THE grandstand at Meadowbank should be saved from the bulldozer and given a Grade A listing, according to an architectural expert.
Dimitris Theodossopoulos – a lecturer in architectural technology at Edinburgh College of Art – said the grandstand was “reminiscent of early hi-tech sports architecture” like the Palazzetto dello Sport in Rome, built for the 1960 Olympics. The grandstand is due to be demolished to make way for a new sports centre.
Mr Theodossopoulos said: “A similar cantilever grandstand in Galashiels has been granted Grade A listed building status. So too should the Meadowbank grandstand.
“Meadowbank is one of the last major examples of design carried out by the city council architects. It can be included in the contemporary examples of creative attitude by local authorities all over Britain like London’s Royal Festival Hall.

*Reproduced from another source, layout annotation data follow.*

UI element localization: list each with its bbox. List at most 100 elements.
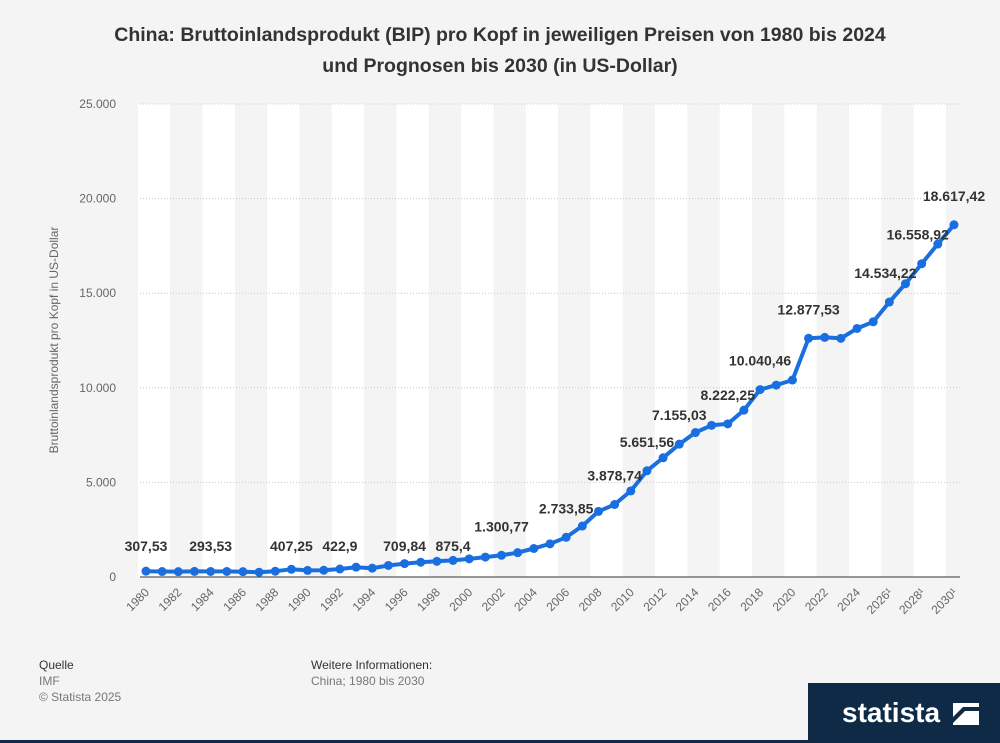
plot-band — [137, 104, 171, 577]
data-point — [513, 548, 523, 558]
plot-band — [719, 104, 752, 577]
x-tick-label: 2004 — [511, 585, 540, 614]
plot-band — [202, 104, 235, 577]
info-text: China; 1980 bis 2030 — [311, 674, 425, 688]
data-point — [432, 556, 442, 566]
y-axis-title: Bruttoinlandsprodukt pro Kopf in US-Doll… — [47, 227, 61, 454]
data-point — [820, 332, 830, 342]
data-point — [173, 567, 183, 577]
bottom-divider — [0, 740, 808, 743]
data-point — [755, 385, 765, 395]
data-label: 407,25 — [270, 538, 313, 554]
data-label: 5.651,56 — [620, 434, 675, 450]
data-point — [593, 506, 603, 516]
y-tick-label: 20.000 — [79, 192, 116, 206]
data-label: 422,9 — [322, 538, 357, 554]
x-axis-ticks: 1980 1982 1984 1986 1988 1990 1992 1994 1996 1998… — [123, 585, 960, 617]
data-point — [852, 323, 862, 333]
x-tick-label: 2026¹ — [864, 585, 896, 617]
x-tick-label: 2016 — [705, 585, 734, 614]
data-label: 8.222,25 — [701, 387, 756, 403]
data-point — [658, 453, 668, 463]
plot-band — [525, 104, 559, 577]
data-point — [836, 333, 846, 343]
source-link[interactable]: IMF — [39, 674, 60, 688]
data-labels: 307,53 293,53 407,25 422,9 709,84 875,41.300,… — [125, 188, 986, 554]
data-point — [141, 566, 151, 576]
data-label: 875,4 — [436, 538, 471, 554]
data-label: 2.733,85 — [539, 500, 594, 516]
x-tick-label: 1990 — [285, 585, 314, 614]
data-point — [626, 486, 636, 496]
x-tick-label: 2014 — [673, 585, 702, 614]
x-tick-label: 1994 — [350, 585, 379, 614]
y-tick-label: 0 — [109, 570, 116, 584]
plot-band — [461, 104, 494, 577]
x-tick-label: 2000 — [447, 585, 476, 614]
data-point — [545, 539, 555, 549]
data-point — [577, 521, 587, 531]
data-point — [254, 567, 264, 577]
data-point — [787, 375, 797, 385]
x-tick-label: 2010 — [608, 585, 637, 614]
statista-logo[interactable]: statista — [808, 683, 1000, 743]
copyright-text: © Statista 2025 — [39, 690, 122, 704]
data-point — [610, 499, 620, 509]
data-point — [771, 380, 781, 390]
plot-band — [590, 104, 623, 577]
data-point — [238, 567, 248, 577]
data-point — [448, 555, 458, 565]
y-tick-label: 5.000 — [86, 475, 116, 489]
x-tick-label: 1992 — [317, 585, 346, 614]
data-point — [189, 566, 199, 576]
footer-source: Quelle IMF © Statista 2025 — [39, 657, 121, 705]
data-label: 12.877,53 — [777, 301, 839, 317]
chart-title-line-2: und Prognosen bis 2030 (in US-Dollar) — [322, 55, 678, 77]
x-tick-label: 1996 — [382, 585, 411, 614]
x-tick-label: 2018 — [737, 585, 766, 614]
x-tick-label: 1984 — [188, 585, 217, 614]
plot-band — [655, 104, 688, 577]
data-point — [270, 566, 280, 576]
data-point — [319, 565, 329, 575]
x-tick-label: 1980 — [123, 585, 152, 614]
data-point — [674, 439, 684, 449]
y-axis-ticks: 0 5.000 10.000 15.000 20.000 25.000 — [79, 97, 116, 584]
data-label: 709,84 — [383, 538, 426, 554]
data-point — [884, 297, 894, 307]
x-tick-label: 2008 — [576, 585, 605, 614]
y-tick-label: 25.000 — [79, 97, 116, 111]
x-tick-label: 2002 — [479, 585, 508, 614]
statista-logo-icon — [953, 703, 979, 725]
data-point — [707, 420, 717, 430]
data-point — [351, 562, 361, 572]
data-point — [917, 259, 927, 269]
x-tick-label: 2006 — [543, 585, 572, 614]
data-point — [206, 566, 216, 576]
plot-bands — [137, 104, 946, 577]
data-point — [868, 317, 878, 327]
data-point — [804, 333, 814, 343]
data-point — [157, 567, 167, 577]
data-label: 10.040,46 — [729, 353, 791, 369]
data-point — [400, 559, 410, 569]
data-label: 14.534,22 — [854, 265, 916, 281]
data-point — [497, 550, 507, 560]
x-tick-label: 1998 — [414, 585, 443, 614]
x-tick-label: 2020 — [770, 585, 799, 614]
x-tick-label: 2030¹ — [929, 585, 961, 617]
data-label: 293,53 — [189, 538, 232, 554]
data-point — [690, 428, 700, 438]
data-label: 1.300,77 — [474, 518, 529, 534]
data-point — [723, 419, 733, 429]
data-point — [901, 279, 911, 289]
data-point — [739, 405, 749, 415]
data-point — [335, 564, 345, 574]
plot-band — [396, 104, 429, 577]
info-heading: Weitere Informationen: — [311, 658, 433, 672]
data-point — [529, 543, 539, 553]
plot-band — [331, 104, 365, 577]
y-tick-label: 10.000 — [79, 381, 116, 395]
data-point — [949, 220, 959, 230]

The stadium uses an interesting dynamic system of concrete beams and columns to form the main skeleton, which is clearly and elegantly expressed.”

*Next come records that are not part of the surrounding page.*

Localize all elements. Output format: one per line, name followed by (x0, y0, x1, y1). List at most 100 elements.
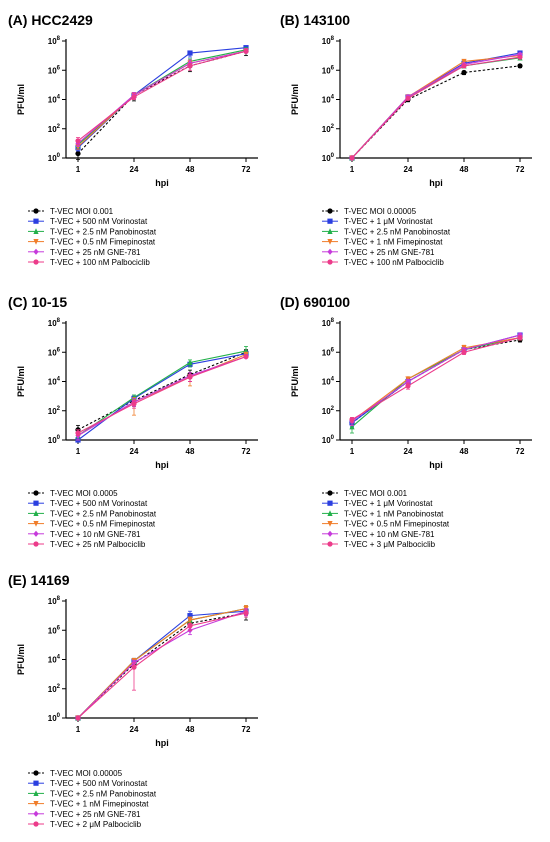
x-tick-label: 72 (516, 165, 525, 174)
y-tick-label: 108 (48, 36, 61, 46)
series-line (351, 53, 521, 159)
data-point (405, 95, 411, 101)
panel-title: (A) HCC2429 (8, 12, 93, 28)
y-tick-label: 100 (48, 713, 61, 723)
legend-label: T-VEC + 100 nM Palbociclib (344, 258, 444, 267)
x-tick-label: 72 (242, 165, 251, 174)
y-axis-label: PFU/ml (290, 84, 300, 115)
legend-label: T-VEC + 3 μM Palbociclib (344, 540, 436, 549)
x-tick-label: 48 (186, 725, 195, 734)
y-tick-label: 108 (322, 318, 335, 328)
series-line (77, 356, 247, 434)
legend-marker (327, 490, 333, 496)
legend-label: T-VEC + 500 nM Vorinostat (50, 217, 148, 226)
y-tick-label: 108 (322, 36, 335, 46)
y-tick-label: 100 (48, 153, 61, 163)
data-point (75, 150, 81, 157)
data-point (187, 50, 193, 56)
legend-marker (33, 510, 39, 516)
y-tick-label: 100 (322, 435, 335, 445)
x-tick-label: 1 (76, 165, 81, 174)
series-line (351, 52, 521, 159)
data-point (517, 335, 523, 341)
legend-label: T-VEC + 0.5 nM Fimepinostat (50, 238, 156, 247)
x-axis-label: hpi (155, 178, 169, 188)
y-tick-label: 104 (322, 377, 335, 387)
x-tick-label: 24 (130, 165, 139, 174)
panel-title: (E) 14169 (8, 572, 70, 588)
legend-marker (327, 208, 333, 214)
series-line (77, 612, 247, 719)
data-point (517, 63, 523, 69)
legend-marker (327, 259, 333, 265)
y-axis-label: PFU/ml (16, 644, 26, 675)
series-line (351, 65, 521, 159)
series-line (351, 337, 521, 422)
data-point (75, 138, 81, 144)
legend-marker (327, 541, 333, 547)
y-tick-label: 106 (48, 625, 61, 635)
series-line (77, 608, 247, 719)
y-axis-label: PFU/ml (16, 84, 26, 115)
data-point (187, 359, 193, 366)
data-point (243, 610, 249, 616)
legend-label: T-VEC + 25 nM GNE-781 (50, 810, 141, 819)
legend-label: T-VEC + 25 nM GNE-781 (50, 248, 141, 257)
data-point (75, 430, 81, 436)
y-tick-label: 106 (48, 65, 61, 75)
y-tick-label: 104 (322, 95, 335, 105)
chart-panel: (C) 10-15 100 102 104 106 108 1 24 48 72 hpi PFU/ml… (8, 294, 258, 549)
y-tick-label: 104 (48, 655, 61, 665)
legend-label: T-VEC + 2 μM Palbociclib (50, 820, 142, 829)
series-line (77, 350, 247, 437)
data-point (131, 664, 137, 670)
x-tick-label: 48 (186, 447, 195, 456)
x-tick-label: 48 (186, 165, 195, 174)
legend-label: T-VEC + 2.5 nM Panobinostat (50, 509, 157, 518)
series-line (77, 50, 247, 148)
legend-marker (33, 780, 39, 786)
data-point (75, 715, 81, 721)
chart-panel: (B) 143100 100 102 104 106 108 1 24 48 72 hpi PFU/m… (280, 12, 532, 267)
data-point (187, 374, 193, 380)
legend-marker (327, 521, 333, 527)
legend-marker (33, 530, 39, 537)
series-line (351, 334, 521, 424)
data-point (131, 401, 137, 407)
series-line (77, 351, 247, 431)
legend-label: T-VEC MOI 0.001 (344, 489, 408, 498)
x-axis-label: hpi (429, 178, 443, 188)
y-axis-label: PFU/ml (290, 366, 300, 397)
legend-label: T-VEC + 2.5 nM Panobinostat (50, 227, 157, 236)
legend-marker (327, 228, 333, 234)
y-tick-label: 104 (48, 377, 61, 387)
legend-marker (33, 770, 39, 776)
legend-marker (33, 500, 39, 506)
series-line (77, 50, 247, 144)
panel-title: (C) 10-15 (8, 294, 67, 310)
y-tick-label: 108 (48, 318, 61, 328)
legend-label: T-VEC + 2.5 nM Panobinostat (50, 789, 157, 798)
series-line (77, 356, 247, 437)
data-point (461, 349, 467, 355)
y-tick-label: 102 (48, 124, 61, 134)
legend-label: T-VEC + 100 nM Palbociclib (50, 258, 150, 267)
legend-label: T-VEC + 10 nM GNE-781 (50, 530, 141, 539)
y-tick-label: 106 (48, 347, 61, 357)
data-point (243, 48, 249, 54)
x-axis-label: hpi (429, 460, 443, 470)
legend-label: T-VEC MOI 0.00005 (50, 769, 123, 778)
x-tick-label: 1 (350, 165, 355, 174)
legend-marker (33, 810, 39, 817)
legend-label: T-VEC + 1 nM Fimepinostat (344, 238, 443, 247)
legend-label: T-VEC + 500 nM Vorinostat (50, 499, 148, 508)
legend-label: T-VEC + 10 nM GNE-781 (344, 530, 435, 539)
y-tick-label: 108 (48, 596, 61, 606)
series-line (77, 50, 247, 142)
x-tick-label: 24 (404, 165, 413, 174)
y-axis-label: PFU/ml (16, 366, 26, 397)
y-tick-label: 102 (48, 684, 61, 694)
chart-panel: (E) 14169 100 102 104 106 108 1 24 48 72 hpi PFU/ml… (8, 572, 258, 829)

Dr Thedossopoulos said Meadowbank, built for the 1970 Commonwealth Games, reflected the fact Edinburgh was an active city, not just a place of Georgian and Victorian architecture. “Even though it was not one for the most advanced designs of its period, its later cultural significance and presence meant there is a welcome modernist break in the area,” he said.
The Save Meadowbank campaign welcomed his views. Spokeswoman Linda Furley said: “Councillors must now look again at this controversial development and reflect on the sheer strength of opposition there is to it.”
Heritage watchdog the Cockburn Association has not taken a position on Meadowbank, but director Terry Levinthal pointed out the Royal Commonwealth Pool, also built for the 1970 Commonwealth Games, was already Grade A listed.
However, he said: “Heritage Environment Scotland (HES) operates a policy not to consider listing while there is a live planning application.”
A council spokeswoman said: “Meadowbank is not a listed structure and we have exciting plans to replace it with a new venue fit for the future – one which we believe will become one of the top community sports centres in Scotland. The old facilities are no longer fit for purpose.”
The council’s planning committee is due to hold a hearing on June 29 into the application for the proposed new sports centre and an in-principle application for wider development.
A spokeswoman for HES said: “Buildings are assessed on a case-by case basis. However, we do not normally assess new sites for listing when there are development proposals.”